The title of our image above is, “What not to do
So, what is wrong with the image above? If we look closely we can see that the driver has shifted their left hand to the top of the steering wheel while turning. This is one of the most common mistakes we see at Blayze, so today we want to tell you why this is a very bad habit.
In last weeks Weekly Coaching Tip we spoke about the importance of smooth inputs, especially at turn in. The biggest issue a driver incurs when shifting their hands is it pulls their shoulder away from the seat. As a small experiment, go sit in your car and put your hands at the 9 and 3 o’clock position. Turn one way without shifting your hands up the steering wheel, take note how if you are in the correct seating position the back of your shoulder can easily remain in strong contact with the back of your seat. Now go to turn again, and move your top hand to the top of the steering wheel while turning. You will immediately notice the back of your shoulder come off the back of the seat.
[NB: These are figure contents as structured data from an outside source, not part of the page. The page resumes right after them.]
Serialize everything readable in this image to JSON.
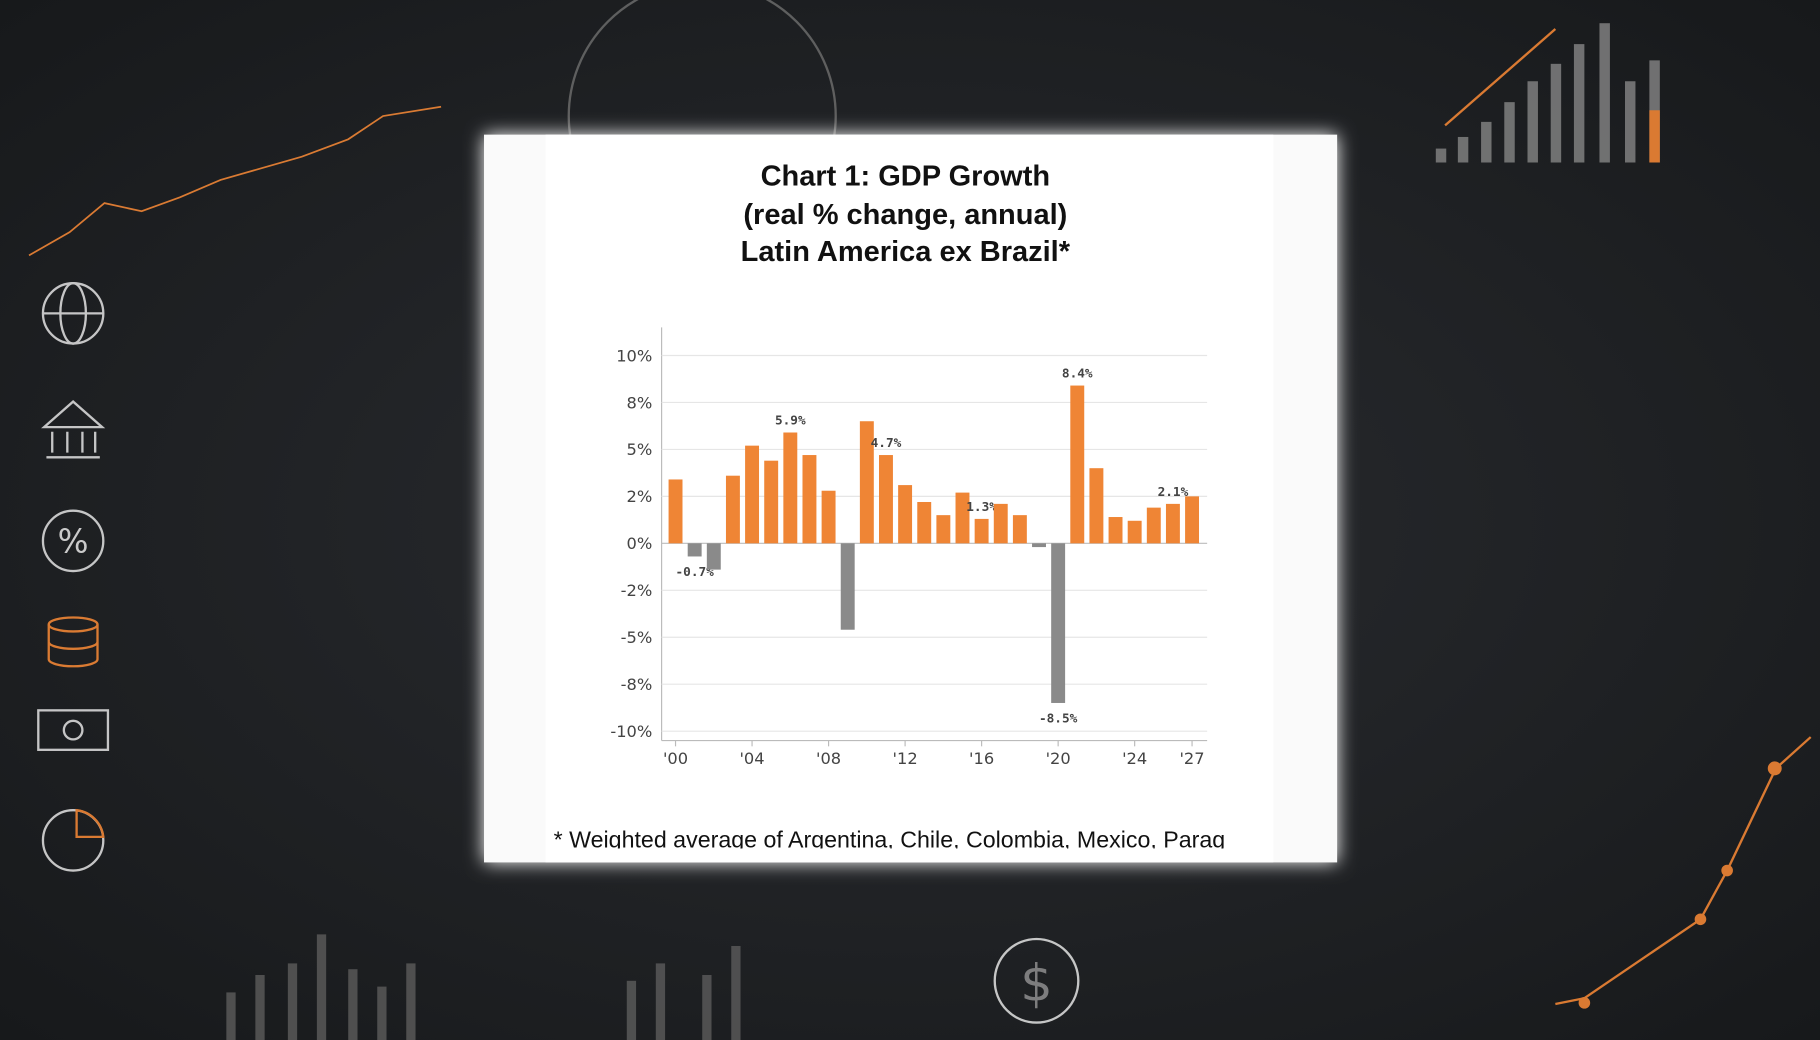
{
  "chart_data": {
    "type": "bar",
    "title_lines": [
      "Chart 1: GDP Growth",
      "(real % change, annual)",
      "Latin America ex Brazil*"
    ],
    "footnote": "* Weighted average of Argentina, Chile, Colombia, Mexico, Parag",
    "categories": [
      "'00",
      null,
      null,
      null,
      "'04",
      null,
      null,
      null,
      "'08",
      null,
      null,
      null,
      "'12",
      null,
      null,
      null,
      "'16",
      null,
      null,
      null,
      "'20",
      null,
      null,
      null,
      "'24",
      null,
      null,
      "'27"
    ],
    "values": [
      3.4,
      -0.7,
      -1.4,
      3.6,
      5.2,
      4.4,
      5.9,
      4.7,
      2.8,
      -4.6,
      6.5,
      4.7,
      3.1,
      2.2,
      1.5,
      2.7,
      1.3,
      2.1,
      1.5,
      -0.2,
      -8.5,
      8.4,
      4.0,
      1.4,
      1.2,
      1.9,
      2.1,
      2.5
    ],
    "value_labels": [
      null,
      "-0.7%",
      null,
      null,
      null,
      null,
      "5.9%",
      null,
      null,
      null,
      null,
      "4.7%",
      null,
      null,
      null,
      null,
      "1.3%",
      null,
      null,
      null,
      "-8.5%",
      "8.4%",
      null,
      null,
      null,
      null,
      "2.1%",
      null
    ],
    "color": "#ef8535",
    "negative_color": "#8a8a8a",
    "ylim": [
      -10.5,
      11.5
    ],
    "yticks": [
      {
        "value": -10,
        "label": "-10%"
      },
      {
        "value": -7.5,
        "label": "-8%"
      },
      {
        "value": -5,
        "label": "-5%"
      },
      {
        "value": -2.5,
        "label": "-2%"
      },
      {
        "value": 0,
        "label": "0%"
      },
      {
        "value": 2.5,
        "label": "2%"
      },
      {
        "value": 5,
        "label": "5%"
      },
      {
        "value": 7.5,
        "label": "8%"
      },
      {
        "value": 10,
        "label": "10%"
      }
    ],
    "grid": true
  }
}
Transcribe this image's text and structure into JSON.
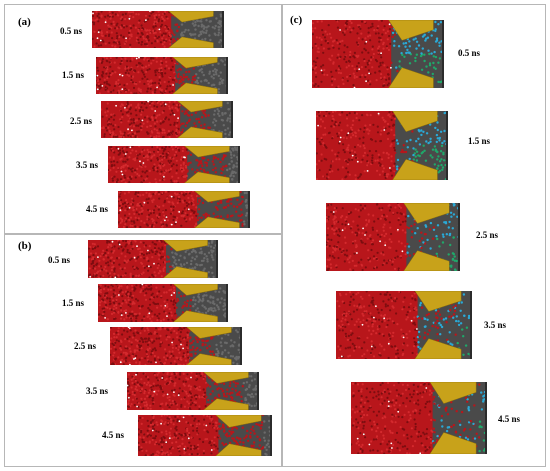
{
  "panels": {
    "a": {
      "label": "(a)",
      "times": [
        "0.5 ns",
        "1.5 ns",
        "2.5 ns",
        "3.5 ns",
        "4.5 ns"
      ]
    },
    "b": {
      "label": "(b)",
      "times": [
        "0.5 ns",
        "1.5 ns",
        "2.5 ns",
        "3.5 ns",
        "4.5 ns"
      ]
    },
    "c": {
      "label": "(c)",
      "times": [
        "0.5 ns",
        "1.5 ns",
        "2.5 ns",
        "3.5 ns",
        "4.5 ns"
      ]
    }
  },
  "colors": {
    "fluid_red": "#b8161b",
    "fluid_red_dark": "#7d0d10",
    "wall_gold": "#c8a21a",
    "wall_gold_dark": "#8c6f0a",
    "reservoir_gray": "#4a4a4a",
    "species_cyan": "#2aa9d6",
    "species_green": "#1fa86a"
  },
  "panel_a_fill": [
    0.18,
    0.38,
    0.58,
    0.75,
    0.88
  ],
  "panel_b_fill": [
    0.12,
    0.3,
    0.5,
    0.7,
    0.85
  ],
  "panel_c_fill": [
    0.15,
    0.35,
    0.55,
    0.72,
    0.86
  ]
}
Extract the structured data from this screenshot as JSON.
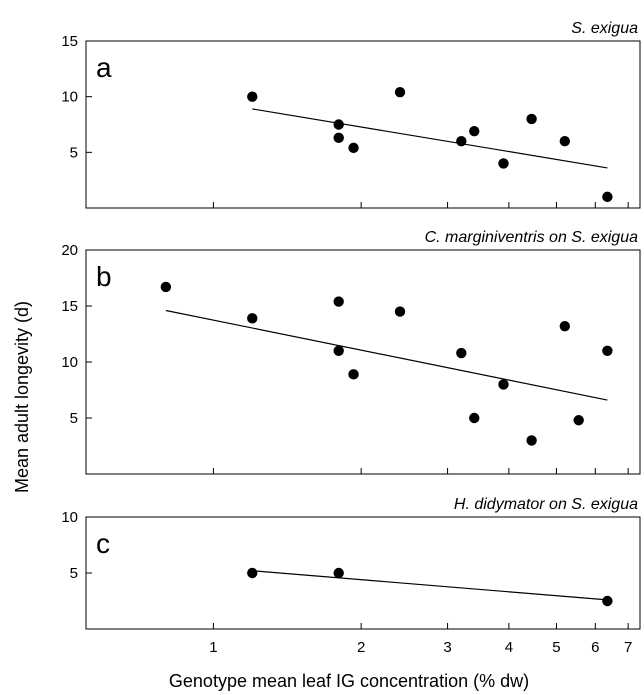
{
  "chart_data": [
    {
      "type": "scatter",
      "panel_label": "a",
      "title": "S. exigua",
      "xscale": "log",
      "xlim": [
        0.55,
        7.4
      ],
      "ylim": [
        0,
        15
      ],
      "yticks": [
        5,
        10,
        15
      ],
      "points": [
        {
          "x": 1.2,
          "y": 10.0
        },
        {
          "x": 1.8,
          "y": 7.5
        },
        {
          "x": 1.8,
          "y": 6.3
        },
        {
          "x": 1.93,
          "y": 5.4
        },
        {
          "x": 2.4,
          "y": 10.4
        },
        {
          "x": 3.2,
          "y": 6.0
        },
        {
          "x": 3.4,
          "y": 6.9
        },
        {
          "x": 3.9,
          "y": 4.0
        },
        {
          "x": 4.45,
          "y": 8.0
        },
        {
          "x": 5.2,
          "y": 6.0
        },
        {
          "x": 6.35,
          "y": 1.0
        }
      ],
      "trend_line": [
        {
          "x": 1.2,
          "y": 8.9
        },
        {
          "x": 6.35,
          "y": 3.6
        }
      ]
    },
    {
      "type": "scatter",
      "panel_label": "b",
      "title": "C. marginiventris on S. exigua",
      "xscale": "log",
      "xlim": [
        0.55,
        7.4
      ],
      "ylim": [
        0,
        20
      ],
      "yticks": [
        5,
        10,
        15,
        20
      ],
      "points": [
        {
          "x": 0.8,
          "y": 16.7
        },
        {
          "x": 1.2,
          "y": 13.9
        },
        {
          "x": 1.8,
          "y": 15.4
        },
        {
          "x": 1.8,
          "y": 11.0
        },
        {
          "x": 1.93,
          "y": 8.9
        },
        {
          "x": 2.4,
          "y": 14.5
        },
        {
          "x": 3.2,
          "y": 10.8
        },
        {
          "x": 3.4,
          "y": 5.0
        },
        {
          "x": 3.9,
          "y": 8.0
        },
        {
          "x": 4.45,
          "y": 3.0
        },
        {
          "x": 5.2,
          "y": 13.2
        },
        {
          "x": 5.55,
          "y": 4.8
        },
        {
          "x": 6.35,
          "y": 11.0
        }
      ],
      "trend_line": [
        {
          "x": 0.8,
          "y": 14.6
        },
        {
          "x": 6.35,
          "y": 6.6
        }
      ]
    },
    {
      "type": "scatter",
      "panel_label": "c",
      "title": "H. didymator on S. exigua",
      "xscale": "log",
      "xlim": [
        0.55,
        7.4
      ],
      "ylim": [
        0,
        10
      ],
      "yticks": [
        5,
        10
      ],
      "xticks": [
        1,
        2,
        3,
        4,
        5,
        6,
        7
      ],
      "points": [
        {
          "x": 1.2,
          "y": 5.0
        },
        {
          "x": 1.8,
          "y": 5.0
        },
        {
          "x": 6.35,
          "y": 2.5
        }
      ],
      "trend_line": [
        {
          "x": 1.2,
          "y": 5.2
        },
        {
          "x": 6.35,
          "y": 2.6
        }
      ]
    }
  ],
  "ylabel": "Mean adult longevity (d)",
  "xlabel": "Genotype mean leaf IG concentration (% dw)"
}
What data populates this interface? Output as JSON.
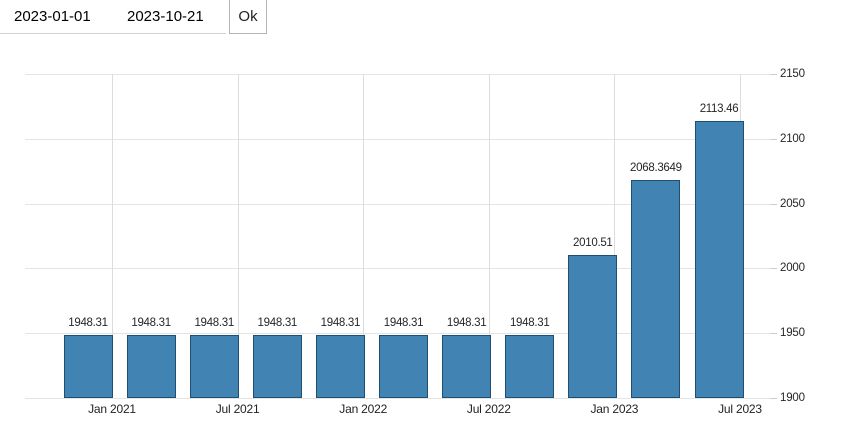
{
  "toolbar": {
    "start_date": "2023-01-01",
    "end_date": "2023-10-21",
    "ok_label": "Ok"
  },
  "chart_data": {
    "type": "bar",
    "values": [
      1948.31,
      1948.31,
      1948.31,
      1948.31,
      1948.31,
      1948.31,
      1948.31,
      1948.31,
      2010.51,
      2068.3649,
      2113.46
    ],
    "x_tick_labels": [
      "Jan 2021",
      "Jul 2021",
      "Jan 2022",
      "Jul 2022",
      "Jan 2023",
      "Jul 2023"
    ],
    "x_ticks_every_n_bars": 2,
    "y_ticks": [
      1900,
      1950,
      2000,
      2050,
      2100,
      2150
    ],
    "ylim": [
      1900,
      2150
    ],
    "y_axis_position": "right",
    "grid": true,
    "legend": "none",
    "title": "",
    "xlabel": "",
    "ylabel": "",
    "bar_color": "#4184b4",
    "bar_border_color": "#1f4f72",
    "grid_color": "#e4e4e4",
    "label_color": "#262626"
  }
}
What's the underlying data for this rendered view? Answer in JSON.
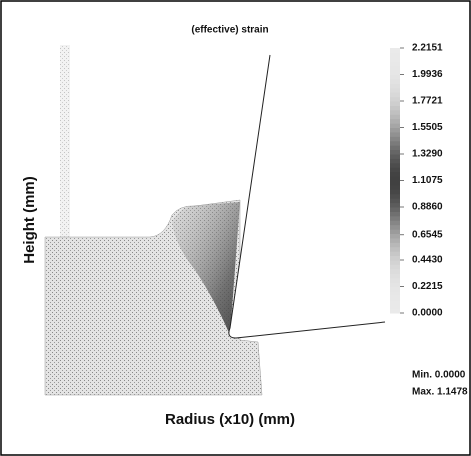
{
  "chart_data": {
    "type": "contour",
    "title": "(effective) strain",
    "xlabel": "Radius (x10) (mm)",
    "ylabel": "Height (mm)",
    "clim": [
      0,
      2.2151
    ],
    "cticks": [
      {
        "value": 0,
        "label": "0.0000"
      },
      0.2215,
      {
        "value": 0.443,
        "label": "0.4430"
      },
      0.6545,
      {
        "value": 0.886,
        "label": "0.8860"
      },
      1.1075,
      {
        "value": 1.329,
        "label": "1.3290"
      },
      1.5505,
      1.7721,
      1.9936,
      2.2151
    ],
    "annotations": [
      "Min. 0.0000",
      "Max. 1.1478"
    ]
  }
}
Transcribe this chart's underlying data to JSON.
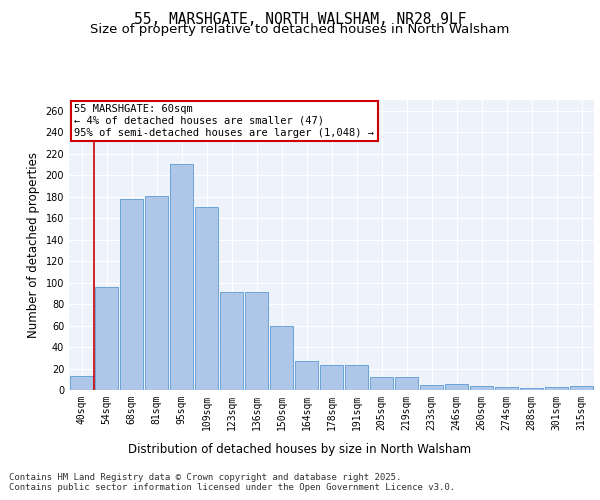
{
  "title_line1": "55, MARSHGATE, NORTH WALSHAM, NR28 9LF",
  "title_line2": "Size of property relative to detached houses in North Walsham",
  "xlabel": "Distribution of detached houses by size in North Walsham",
  "ylabel": "Number of detached properties",
  "categories": [
    "40sqm",
    "54sqm",
    "68sqm",
    "81sqm",
    "95sqm",
    "109sqm",
    "123sqm",
    "136sqm",
    "150sqm",
    "164sqm",
    "178sqm",
    "191sqm",
    "205sqm",
    "219sqm",
    "233sqm",
    "246sqm",
    "260sqm",
    "274sqm",
    "288sqm",
    "301sqm",
    "315sqm"
  ],
  "values": [
    13,
    96,
    178,
    181,
    210,
    170,
    91,
    91,
    60,
    27,
    23,
    23,
    12,
    12,
    5,
    6,
    4,
    3,
    2,
    3,
    4
  ],
  "bar_color": "#aec6e8",
  "bar_edge_color": "#5b9bd5",
  "vline_color": "#cc0000",
  "vline_x": 0.5,
  "annotation_text": "55 MARSHGATE: 60sqm\n← 4% of detached houses are smaller (47)\n95% of semi-detached houses are larger (1,048) →",
  "annotation_box_color": "#ffffff",
  "annotation_border_color": "#cc0000",
  "ylim": [
    0,
    270
  ],
  "yticks": [
    0,
    20,
    40,
    60,
    80,
    100,
    120,
    140,
    160,
    180,
    200,
    220,
    240,
    260
  ],
  "background_color": "#eef2fa",
  "grid_color": "#ffffff",
  "footer_text": "Contains HM Land Registry data © Crown copyright and database right 2025.\nContains public sector information licensed under the Open Government Licence v3.0.",
  "title_fontsize": 10.5,
  "subtitle_fontsize": 9.5,
  "axis_label_fontsize": 8.5,
  "tick_fontsize": 7,
  "footer_fontsize": 6.5,
  "annot_fontsize": 7.5
}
The problem that occurs when a drivers shoulder comes off the back of the seat is it changes leverage. When that shoulder comes off we are moving our entire arm when turning the steering wheel, which makes it far more difficult to be precise. When the car has any type of snap oversteer it will be much more difficult to make the correct corrections and the driver will tend to overcorrect which turns into a much worse situation.
When our shoulder remains in contact with the back of the seat our shoulders have much more control of small movements needed. One piece of advice we always give is to make sure you have a camera positioned on yourself driving so you can review what your form looks like. Many drivers don’t even realize they shift their hands when turning, so consistently going over this video will be a great way to keep you in check!